Another possibility, in my view, is that the processor architects figure out how to include the unique GPU widgets in the general-purpose instruction sets, and in the next several years the general-purpose processors take over much of what is today viewed as GPU work. Remember, the processor cores themselves on today’s sockets are a relatively small fraction of the die area, so increasing that by 10-20% to include stream constructs or vector registers would not be a huge overall cost. (The memory bandwidth issue from the prior paragraph still applies.)
As I think about this from the perspective of VHLL users who want excellent performance but refuse to spend their days rewriting their code for the latest hot hardware innovation, it seems like we need some insulation from the vagaries of those various innovations. Yes, we want to be able to get their benefits, when they’re appropriate for our codes, but not at the cost of extensive changes.
How often are you willing to make significant changes to your program(s) to exploit significant hardware innovations? Every month? Every year? Every 5 years?
Summary: GPUs provide amazing performance benefits for some key computational kernels, but they are beasts to program and their use from VHLL programs today is non-trivial. Most VHLL users will probably want to be insulated from these hardware details, yet still have a way to get the performance benefit.
COMMENTS
You didn't mention RapidMind (http://www.rapidmind.net/) for programming GPUs. I have not spent enough time to get to know it well but it looks promising.
What is the story with the IBM/Sony/Toshiba Cell Broadband Engine?
It got a lot of press a year ago, but I haven't seen anything lately.
Is it an important innovation?
Ah, I neglected to mention RapidMind. I've also heard encouraging comments about it but haven't had time to look into it.
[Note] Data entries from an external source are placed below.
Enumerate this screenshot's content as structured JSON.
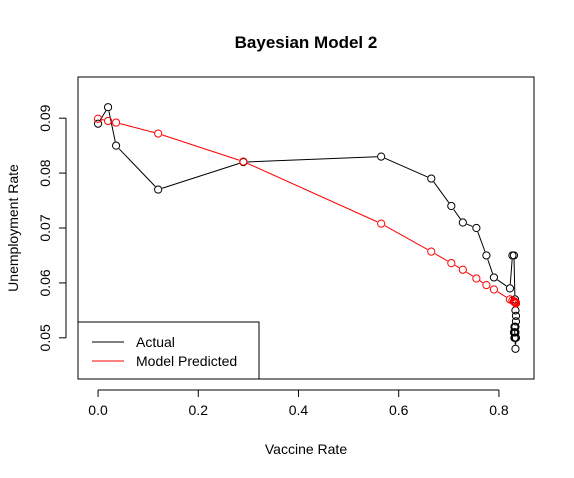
{
  "chart_data": {
    "type": "line",
    "title": "Bayesian Model 2",
    "xlabel": "Vaccine Rate",
    "ylabel": "Unemployment Rate",
    "xlim": [
      -0.04,
      0.87
    ],
    "ylim": [
      0.0425,
      0.0975
    ],
    "x_ticks": [
      0.0,
      0.2,
      0.4,
      0.6,
      0.8
    ],
    "x_tick_labels": [
      "0.0",
      "0.2",
      "0.4",
      "0.6",
      "0.8"
    ],
    "y_ticks": [
      0.05,
      0.06,
      0.07,
      0.08,
      0.09
    ],
    "y_tick_labels": [
      "0.05",
      "0.06",
      "0.07",
      "0.08",
      "0.09"
    ],
    "grid": false,
    "legend": {
      "position": "bottom-left"
    },
    "series": [
      {
        "name": "Actual",
        "color": "#000000",
        "marker": "open-circle",
        "x": [
          0.0,
          0.02,
          0.036,
          0.12,
          0.29,
          0.565,
          0.665,
          0.705,
          0.728,
          0.755,
          0.775,
          0.79,
          0.822,
          0.827,
          0.83,
          0.832,
          0.833,
          0.834,
          0.834,
          0.833,
          0.832,
          0.831,
          0.83,
          0.831,
          0.832,
          0.833,
          0.834,
          0.833,
          0.832,
          0.831
        ],
        "y": [
          0.089,
          0.092,
          0.085,
          0.077,
          0.082,
          0.083,
          0.079,
          0.074,
          0.071,
          0.07,
          0.065,
          0.061,
          0.059,
          0.065,
          0.065,
          0.057,
          0.055,
          0.054,
          0.053,
          0.052,
          0.051,
          0.05,
          0.051,
          0.052,
          0.05,
          0.048,
          0.05,
          0.051,
          0.052,
          0.051
        ]
      },
      {
        "name": "Model Predicted",
        "color": "#ff0000",
        "marker": "open-circle",
        "x": [
          0.0,
          0.02,
          0.036,
          0.12,
          0.29,
          0.565,
          0.665,
          0.705,
          0.728,
          0.755,
          0.775,
          0.79,
          0.822,
          0.827,
          0.83,
          0.832,
          0.833,
          0.834,
          0.834,
          0.833,
          0.832,
          0.831,
          0.83,
          0.831,
          0.832,
          0.833,
          0.834,
          0.833,
          0.832,
          0.831
        ],
        "y": [
          0.0899,
          0.0895,
          0.0892,
          0.0872,
          0.0821,
          0.0708,
          0.0657,
          0.0636,
          0.0624,
          0.0608,
          0.0596,
          0.0588,
          0.057,
          0.0568,
          0.0566,
          0.0565,
          0.0564,
          0.0564,
          0.0563,
          0.0564,
          0.0565,
          0.0566,
          0.0566,
          0.0566,
          0.0565,
          0.0564,
          0.0563,
          0.0564,
          0.0565,
          0.0566
        ]
      }
    ]
  }
}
As far as the Cell BE, having heard a couple detailed presentations about using it for non-graphics apps, it sounds as though it's similar to the NVIDIA/ATI GPUs, but has some hardware differences that a performance-driven programmer will have to take into account. The summary I gleaned is that it has the same high-potential hard-to-program profile as the GPUs. People who have heard the roadmap for future Cell processors are apparently excited, but I haven't heard it first-hand.
I too was wondering why RapidMind was not mentioned in the context of this article. We a attempting to make decisions that minimize code rewrites when moving from one multi-core target to another and it seems that RapidMind's concepts squarely address this issue via a high level C++-like framework. We are currently contemplating whether RapidMind can incorporate a CUDA backend and achieve significant performance gains (or reasonably near so) compared to direct CUDA
The claim that OpenMP might be generally suited for many-core machines might not be true. The basic reason is that the CPU-CPU communication will be far more efficient than CPU-Mem communication. Some references: http://www.gotw.ca/publications/concurrency-ddj.htm
I received feedback on this GPU posting that the Cell is significantly different from the NVIDIA and ATI GPUs, and lumping them all together is a mistake. Among the points raised: the Cell is a significant step lower in peak FLOPS and memory bandwidth (~3X) and some other points about programmability I have not had time to confirm or refute. For completeness' sake, I wanted to leave a note that my conclusions may have been inaccurate.
|